Nobody knows what happened within Michael E. Hance’s interior life between 1978—his senior year of high school, when he was chosen Most Courteous because of his “consideration and good manners toward everyone”—and about eleven o’clock on the morning of Sunday, August 7, 2011, when he took deliberate aim with his recently-bought Hi‑Point 45 caliber semiautomatic pistol and shot eleven-year-old Scott Dieter below the terrified boy’s right eye. Scott Dieter was the last of seven people whom Hance, armed with two handguns, calmly hunted down and shot to death in the archetypical white, middle-class suburb of Copley Township, Ohio.
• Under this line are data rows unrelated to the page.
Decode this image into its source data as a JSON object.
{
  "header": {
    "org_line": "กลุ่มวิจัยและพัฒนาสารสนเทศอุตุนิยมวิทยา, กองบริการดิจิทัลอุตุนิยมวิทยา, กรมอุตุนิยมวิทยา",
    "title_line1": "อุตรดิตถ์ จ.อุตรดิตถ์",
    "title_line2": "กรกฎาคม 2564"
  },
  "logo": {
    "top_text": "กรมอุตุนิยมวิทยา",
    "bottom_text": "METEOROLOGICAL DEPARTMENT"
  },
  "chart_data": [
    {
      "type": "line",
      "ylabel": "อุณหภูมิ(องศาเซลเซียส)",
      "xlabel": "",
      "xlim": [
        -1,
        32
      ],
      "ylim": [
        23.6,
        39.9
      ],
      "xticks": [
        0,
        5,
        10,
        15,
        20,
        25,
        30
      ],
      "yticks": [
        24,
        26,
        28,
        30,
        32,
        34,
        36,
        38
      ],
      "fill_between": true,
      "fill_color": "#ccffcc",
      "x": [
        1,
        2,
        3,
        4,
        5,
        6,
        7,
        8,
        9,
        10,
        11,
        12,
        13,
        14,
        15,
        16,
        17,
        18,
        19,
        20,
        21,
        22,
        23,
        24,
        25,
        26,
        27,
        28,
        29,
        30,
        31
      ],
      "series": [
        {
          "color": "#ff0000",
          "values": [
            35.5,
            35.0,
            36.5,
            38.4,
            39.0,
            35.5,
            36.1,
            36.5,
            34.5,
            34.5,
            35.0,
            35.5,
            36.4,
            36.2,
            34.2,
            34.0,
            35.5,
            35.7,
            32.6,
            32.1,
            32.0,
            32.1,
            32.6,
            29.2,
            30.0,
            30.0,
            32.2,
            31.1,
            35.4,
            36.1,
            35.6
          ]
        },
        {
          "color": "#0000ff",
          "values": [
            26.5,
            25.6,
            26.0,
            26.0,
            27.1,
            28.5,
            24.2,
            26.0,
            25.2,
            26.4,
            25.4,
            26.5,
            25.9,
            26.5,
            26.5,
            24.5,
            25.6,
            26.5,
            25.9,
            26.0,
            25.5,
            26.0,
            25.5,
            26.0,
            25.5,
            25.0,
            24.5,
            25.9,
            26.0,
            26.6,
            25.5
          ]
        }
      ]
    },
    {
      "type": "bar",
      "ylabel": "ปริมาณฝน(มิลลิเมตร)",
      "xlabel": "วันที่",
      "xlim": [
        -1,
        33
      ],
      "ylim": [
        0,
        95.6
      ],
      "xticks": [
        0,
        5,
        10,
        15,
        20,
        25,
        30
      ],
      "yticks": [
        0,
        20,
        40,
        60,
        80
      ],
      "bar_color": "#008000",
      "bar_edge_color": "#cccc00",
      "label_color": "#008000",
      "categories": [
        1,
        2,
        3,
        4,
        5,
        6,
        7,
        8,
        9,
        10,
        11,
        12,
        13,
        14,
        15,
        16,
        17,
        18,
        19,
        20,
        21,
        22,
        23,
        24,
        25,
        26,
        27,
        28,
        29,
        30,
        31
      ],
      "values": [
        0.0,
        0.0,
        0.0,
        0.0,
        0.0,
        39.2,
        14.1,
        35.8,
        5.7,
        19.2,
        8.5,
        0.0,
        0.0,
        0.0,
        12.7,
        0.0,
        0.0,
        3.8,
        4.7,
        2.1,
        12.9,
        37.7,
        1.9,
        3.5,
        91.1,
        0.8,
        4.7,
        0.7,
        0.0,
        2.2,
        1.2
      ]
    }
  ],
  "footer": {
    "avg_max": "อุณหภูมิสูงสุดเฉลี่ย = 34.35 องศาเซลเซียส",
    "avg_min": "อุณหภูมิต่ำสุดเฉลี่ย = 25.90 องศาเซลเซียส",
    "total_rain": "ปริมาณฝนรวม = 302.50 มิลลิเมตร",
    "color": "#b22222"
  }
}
An eighth victim, Rebecca Dieter, Hance’s longtime girlfriend and Scott’s aunt, was severely wounded; she was hospitalized but survived. A policeman shot Hance dead moments after he killed young Scott Dieter. The entire episode from first shot to last took less than ten minutes.
 
“Unclear in all of this is the motive for these killings,” Summit County Prosecuting Attorney Sherri Bevan Walsh noted in her report clearing the police officer of wrongdoing in shooting Hance. What is not “unclear” is that in spite of Hance’s long-term and increasingly bizarre public behavior, his angry interactions with his neighbors, the judgment of several members of his family that he had severe mental illness, and a 2009 incident report by Akron police that concluded he was a “signal 43,” or, as a police lieutenant later explained, “basically . . . crazy,” Hance was easily and legally able to buy from a pawn shop the two handguns with which he fired more than twenty rounds at his fleeing family and neighbors. In addition to the Hi‑Point pistol, which he bought five days earlier from Sydmor’s Jewelry, a pawn shop in neighboring Barberton, Hance used a .357 Magnum revolver that he bought in 2005 from the same store. He also bought several ammunition “reloaders” that he carried with him.